Taiwan’s Financial Supervisory Commission (FSC) is preparing rules for the country’s first locally issued stablecoin, targeting issuance by licensed financial institutions (likely commercial banks) by the second half of 2026 and formal rollout by end-2026. A draft Virtual Asset Service Provider (VASP) Act has cleared cabinet review and could pass the legislature soon; stablecoin-specific rules are expected within about six months after the bill advances. Regulators favour full-reserve backing, asset segregation and local custody of reserves. The key open issue is the peg — US dollar or New Taiwan dollar — which will shape cross-border use, onshore/offshore restrictions and central bank oversight. If pegged to USD, the token could facilitate cross-border settlement while avoiding some onshore NT$ constraints but may invite closer central bank scrutiny. Authorities highlight benefits such as safer retail payments, improved remittances and modernised rails, while seeking to mitigate risks around consumer protection, illicit finance and technological security. Market demand and timing will influence peg choice; credibility will depend on transparent reserve practices and custody arrangements.
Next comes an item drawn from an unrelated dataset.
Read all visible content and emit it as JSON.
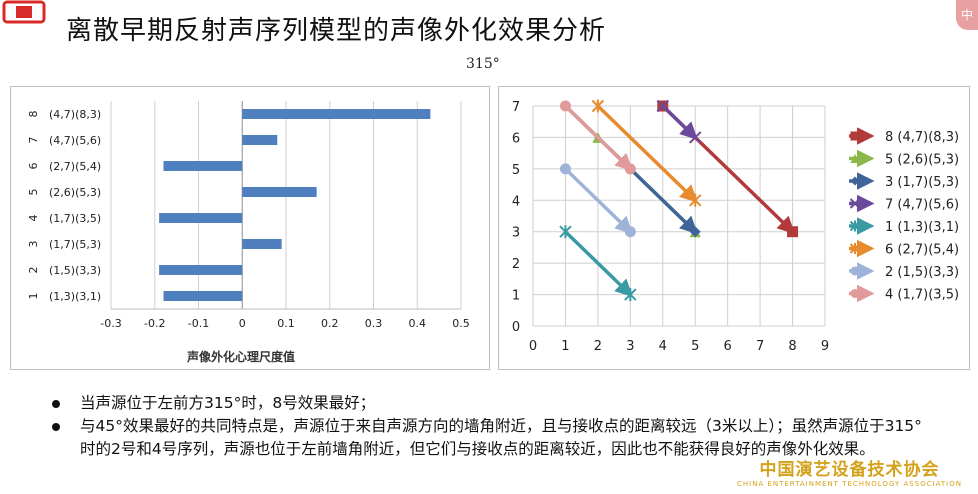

For traders: this moves Taiwan toward a regulated stablecoin model that could increase onshore institutional blockchain adoption and payment-use cases — watch peg decisions, reserve rules, and which banks win issuance licences, as they will determine regulatory burden, onshore liquidity effects and likely market acceptance.
Neutral
The announcement is likely neutral for crypto market prices of mainstream tokens because it concerns a new regulated fiat-backed stablecoin specific to Taiwan rather than an existing cryptocurrency. For the stablecoin market and any native token that might be issued by an established bank, the news is constructive: clear regulation, full-reserve and custody rules and bank issuance prospects increase legal certainty and institutional adoption, which is bullish for demand for regulated stablecoins and payment-oriented on-chain activity. However, because the peg and issuance details remain undecided and issuance is expected to be bank-led (not a crypto-native token), immediate price upside for major cryptocurrencies (BTC, ETH, etc.) is limited. Short-term market reaction should be muted as traders await concrete rules (peg, reserve audits, custody, issuer licences). Long-term the development could be positive for stablecoin liquidity, on-chain payments and institutional flows into regulated DeFi/settlement services, supporting gradual structural benefits rather than sudden price moves.